The inability of daily CORT administration before daily check details ShA SA, at a dose that reproduced the response during LgA SA, to mimic the effects of LgA SA suggests that elevated glucocorticoids during SA may play a permissive role in cocaine-induced neuroplasticity that contributes to addiction.”
“Treatment dropout is a problem of great prevalence and stands as an obstacle to recovery in cocaine-dependent (CD) individuals. Treatment attrition
in CD individuals may result from impairments in cognitive control, which can be reliably measured by the Stroop color-word interference task. The present analyses contrasted baseline performance on the color-naming, word-reading, and interference subtests of the Stroop task in CD subjects who completed a cocaine treatment trial (completers: N = 50) and those who dropped out of the trial before completion (non-completers: N = 24). A logistic regression analysis was used to predict trial completion using three models with
the following variables: the Stroop task subscale scores (Stroop model); the Hamilton depression rating scale (HDRS) scores (HDRS model); and both the Stroop task subscale scores and HDRS scores (Stroop and HDRS model). Each model was able to significantly predict group membership (completers vs non-completers) better than a model based on a simple constant (HDRS model p = 0.02, Rigosertib Stroop model p = 0.006, and Stroop and HDRS model p = 0.003). Models using the Stroop preformed better than the HDRS model. These findings suggest that the Stroop
task can be used to identify cocaine-dependent subjects at risk for treatment dropout. The Stroop task is a widely available, Lapatinib supplier reliable, and valid instrument that can be easily employed to identify and tailor interventions of at risk individuals in the hope of improving treatment compliance.”
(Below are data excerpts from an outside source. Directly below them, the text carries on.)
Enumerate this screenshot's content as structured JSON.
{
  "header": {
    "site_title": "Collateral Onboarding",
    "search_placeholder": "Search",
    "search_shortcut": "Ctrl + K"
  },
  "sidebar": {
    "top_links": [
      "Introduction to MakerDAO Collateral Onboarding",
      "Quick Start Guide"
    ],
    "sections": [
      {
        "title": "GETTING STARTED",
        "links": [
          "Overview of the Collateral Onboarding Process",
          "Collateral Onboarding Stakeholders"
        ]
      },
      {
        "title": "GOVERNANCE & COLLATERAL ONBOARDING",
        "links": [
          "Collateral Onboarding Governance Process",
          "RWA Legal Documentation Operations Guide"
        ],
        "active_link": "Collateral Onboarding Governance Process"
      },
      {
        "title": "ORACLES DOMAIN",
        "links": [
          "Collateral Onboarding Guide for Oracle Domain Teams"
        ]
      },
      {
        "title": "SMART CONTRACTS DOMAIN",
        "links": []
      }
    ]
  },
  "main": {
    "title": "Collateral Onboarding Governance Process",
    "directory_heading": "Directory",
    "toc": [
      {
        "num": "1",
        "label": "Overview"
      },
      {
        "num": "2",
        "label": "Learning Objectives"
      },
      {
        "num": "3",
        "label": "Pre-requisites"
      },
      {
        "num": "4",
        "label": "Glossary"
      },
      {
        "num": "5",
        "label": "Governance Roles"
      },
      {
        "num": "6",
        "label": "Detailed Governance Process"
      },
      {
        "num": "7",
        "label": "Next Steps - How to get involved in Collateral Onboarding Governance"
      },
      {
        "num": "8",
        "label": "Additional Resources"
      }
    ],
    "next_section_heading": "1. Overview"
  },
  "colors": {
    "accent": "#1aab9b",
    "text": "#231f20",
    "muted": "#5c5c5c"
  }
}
“Following an initial report, there have been multiple replications of an association of alcohol dependence (AD) to markers within a haplotype block that includes the 3′-half of the gene encoding the GABA(A) alpha-2 subunit (GABRA2), on chromosome 4p. We examined the intergenic extent of this haplotype block and the association to AD of markers in the adjacent 5′ haplotype block in GABRG1, which encodes the GABAA receptor gamma-1 subunit. We genotyped 15 single nucleotide polymorphisms in the GABRG1-GABRA2 interval as well as at 34 ancestry informative markers in three samples: 435 AD and 635 screened control subjects from Connecticut and 812 participants from a multicenter AD treatment trial. We observed two large haplotype blocks in the GABRG1-GABRA2 intergenic interval with a region of increased recombination midway between the two genes. Markers in the two haplotype blocks were in moderate linkage disequilibrium.